Every Thanksgiving, Americans are inundated with images of beautiful smiling families, sitting around tables overflowing with food. But what if we saw something that looked more like what real life is like for America’s families today?
The reality is, these idyllic images of Thanksgiving are increasingly out of touch with the lived reality of so many Americans, who are working harder than ever and struggling more than ever to afford life’s basic needs.
Many Americans live every hour knowing that we are just one accident away from financial ruin, wondering if we’ll be able to make it through the month—all while being confronted with constant imagery that everything is great, and everyone is rich or middle class.
We are more connected than ever before by technology, yet more people than ever report feeling lonely and unhappy. We compare our lives and our relationships to the happiness we see in the media, and find our own to be wanting. We scroll through these perfect-looking lives on Facebook and Instagram, and we retreat to our own imperfect ones feeling like we don’t belong.
These illusions we see of perfect lives make us feel all the more isolated, particularly around the holidays. Yet the truth is that most Americans hurt and suffer every day. It’s a common feature of being human that we all experience, yet are trained to suppress and treat as taboo. We exhaust our energy trying to present an image of happiness and success, instead of asking others for help when we’re hurting.
Imagine if instead of feeling like you have to fake a smile when you feel pain, we felt like we could confide in each other, to share this experience that is as common and as human as eating and breathing. What if we were able to acknowledge that we are all in trouble and in need in our own way? What if, instead of messages of superficial happiness this time of year, we were instead surrounded by messages urging us to love each other and help those in need?
The truth is we all suffer, and we can find solidarity and comfort in acknowledging and being vulnerable about this shared experience.
That doesn’t mean all suffering is equal. Many Americans will literally go hungry on Thanksgiving, and the sadness of eating alone cannot possibly be equated with the pain of being hungry.

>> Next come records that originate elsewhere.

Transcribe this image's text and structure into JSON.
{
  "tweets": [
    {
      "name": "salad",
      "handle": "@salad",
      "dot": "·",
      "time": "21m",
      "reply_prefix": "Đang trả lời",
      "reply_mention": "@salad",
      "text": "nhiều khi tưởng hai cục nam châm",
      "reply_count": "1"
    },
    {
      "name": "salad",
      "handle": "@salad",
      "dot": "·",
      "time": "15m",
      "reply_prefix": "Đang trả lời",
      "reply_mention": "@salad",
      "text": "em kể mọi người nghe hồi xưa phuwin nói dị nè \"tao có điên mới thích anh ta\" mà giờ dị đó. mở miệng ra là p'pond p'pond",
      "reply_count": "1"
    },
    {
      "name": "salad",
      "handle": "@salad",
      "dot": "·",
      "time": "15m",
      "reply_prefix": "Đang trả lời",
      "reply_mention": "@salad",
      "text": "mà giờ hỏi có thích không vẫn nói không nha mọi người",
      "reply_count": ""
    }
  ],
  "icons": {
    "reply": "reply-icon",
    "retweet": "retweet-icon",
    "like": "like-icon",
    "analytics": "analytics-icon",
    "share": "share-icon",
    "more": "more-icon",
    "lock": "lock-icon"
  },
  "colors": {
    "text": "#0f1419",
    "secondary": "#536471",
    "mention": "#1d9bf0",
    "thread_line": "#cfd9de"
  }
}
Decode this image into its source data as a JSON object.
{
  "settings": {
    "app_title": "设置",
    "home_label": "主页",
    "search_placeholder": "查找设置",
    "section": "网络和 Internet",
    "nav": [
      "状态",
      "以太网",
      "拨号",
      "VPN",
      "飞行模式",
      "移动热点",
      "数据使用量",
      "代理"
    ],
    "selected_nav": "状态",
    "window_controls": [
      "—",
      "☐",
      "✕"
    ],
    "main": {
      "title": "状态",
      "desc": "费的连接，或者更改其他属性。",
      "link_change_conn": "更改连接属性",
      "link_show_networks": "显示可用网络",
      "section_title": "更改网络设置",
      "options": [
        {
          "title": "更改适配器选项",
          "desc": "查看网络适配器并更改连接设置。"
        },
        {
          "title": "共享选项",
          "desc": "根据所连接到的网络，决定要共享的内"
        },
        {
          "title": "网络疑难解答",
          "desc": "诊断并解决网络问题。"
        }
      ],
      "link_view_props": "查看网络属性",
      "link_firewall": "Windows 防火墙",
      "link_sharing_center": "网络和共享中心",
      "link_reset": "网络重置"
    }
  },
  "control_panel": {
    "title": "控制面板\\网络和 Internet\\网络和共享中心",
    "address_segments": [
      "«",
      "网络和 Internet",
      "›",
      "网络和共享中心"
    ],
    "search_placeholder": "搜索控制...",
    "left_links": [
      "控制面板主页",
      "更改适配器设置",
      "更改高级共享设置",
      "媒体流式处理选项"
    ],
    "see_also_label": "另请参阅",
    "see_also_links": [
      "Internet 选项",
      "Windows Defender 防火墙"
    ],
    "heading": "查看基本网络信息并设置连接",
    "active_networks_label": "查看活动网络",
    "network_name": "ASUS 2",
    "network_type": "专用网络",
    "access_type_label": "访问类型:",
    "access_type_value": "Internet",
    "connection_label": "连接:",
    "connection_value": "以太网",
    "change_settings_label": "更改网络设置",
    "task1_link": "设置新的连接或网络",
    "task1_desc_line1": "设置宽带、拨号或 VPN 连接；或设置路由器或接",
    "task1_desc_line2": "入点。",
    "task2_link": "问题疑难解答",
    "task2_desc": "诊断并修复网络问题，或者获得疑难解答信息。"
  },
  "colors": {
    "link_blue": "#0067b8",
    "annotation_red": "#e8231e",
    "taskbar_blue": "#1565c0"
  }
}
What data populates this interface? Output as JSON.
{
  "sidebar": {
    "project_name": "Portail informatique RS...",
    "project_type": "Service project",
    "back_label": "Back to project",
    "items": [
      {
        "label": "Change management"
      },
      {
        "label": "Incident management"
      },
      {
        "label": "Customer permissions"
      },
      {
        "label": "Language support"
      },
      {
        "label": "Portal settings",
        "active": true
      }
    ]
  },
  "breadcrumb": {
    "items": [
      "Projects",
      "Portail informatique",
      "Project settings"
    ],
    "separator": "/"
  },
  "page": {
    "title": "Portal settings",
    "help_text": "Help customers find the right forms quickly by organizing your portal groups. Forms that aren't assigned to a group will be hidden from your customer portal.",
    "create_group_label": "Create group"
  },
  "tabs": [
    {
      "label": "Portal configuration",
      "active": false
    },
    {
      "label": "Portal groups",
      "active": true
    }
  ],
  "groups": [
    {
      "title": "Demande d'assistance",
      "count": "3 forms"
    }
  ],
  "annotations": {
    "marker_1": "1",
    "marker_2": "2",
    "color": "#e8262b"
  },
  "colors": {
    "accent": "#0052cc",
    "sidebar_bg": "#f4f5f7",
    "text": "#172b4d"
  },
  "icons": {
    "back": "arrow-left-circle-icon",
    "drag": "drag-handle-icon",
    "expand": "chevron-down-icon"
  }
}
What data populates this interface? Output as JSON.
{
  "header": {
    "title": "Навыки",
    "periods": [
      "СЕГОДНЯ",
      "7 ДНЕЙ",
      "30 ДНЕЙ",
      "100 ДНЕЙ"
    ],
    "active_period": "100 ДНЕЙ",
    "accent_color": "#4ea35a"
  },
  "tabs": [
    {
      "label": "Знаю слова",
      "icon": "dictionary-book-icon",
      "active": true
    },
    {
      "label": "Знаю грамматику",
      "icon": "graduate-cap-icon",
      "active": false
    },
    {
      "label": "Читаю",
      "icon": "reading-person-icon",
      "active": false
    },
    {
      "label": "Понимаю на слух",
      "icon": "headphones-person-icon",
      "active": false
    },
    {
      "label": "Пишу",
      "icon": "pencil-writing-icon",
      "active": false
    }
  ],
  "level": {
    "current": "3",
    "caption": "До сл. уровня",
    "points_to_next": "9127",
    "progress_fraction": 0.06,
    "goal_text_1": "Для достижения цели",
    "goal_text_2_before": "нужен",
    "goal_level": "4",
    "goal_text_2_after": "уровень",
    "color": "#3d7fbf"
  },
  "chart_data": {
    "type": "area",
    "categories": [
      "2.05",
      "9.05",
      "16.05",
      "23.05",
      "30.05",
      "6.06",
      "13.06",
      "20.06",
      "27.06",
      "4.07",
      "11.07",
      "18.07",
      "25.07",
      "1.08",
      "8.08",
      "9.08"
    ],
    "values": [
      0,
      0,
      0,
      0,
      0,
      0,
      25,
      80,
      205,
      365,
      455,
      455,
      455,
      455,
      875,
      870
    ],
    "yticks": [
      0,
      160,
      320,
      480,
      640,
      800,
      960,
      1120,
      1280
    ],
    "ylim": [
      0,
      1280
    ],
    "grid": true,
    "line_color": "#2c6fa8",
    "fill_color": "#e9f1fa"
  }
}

But we also should not pretend that loneliness, depression, and anxiety aren’t also real and widespread.
So my message to those feeling less-than-grateful this Thanksgiving is this: You are not alone.
Many of us are struggling just to get by. Nearly every family is dysfunctional in some way. And each of us faces the illusions of media that make us feel like we don’t belong, that our struggles are the exception rather than the rule. Except the reality is the exact opposite. We all experience suffering, and we all belong to this broken, hurting nation.
So, this Thanksgiving, let’s come together to acknowledge that while we have much to be thankful for—many of us are also in pain. Because only when we stop pretending that everything is OK, can we break down the barriers between us and start to help and heal one another.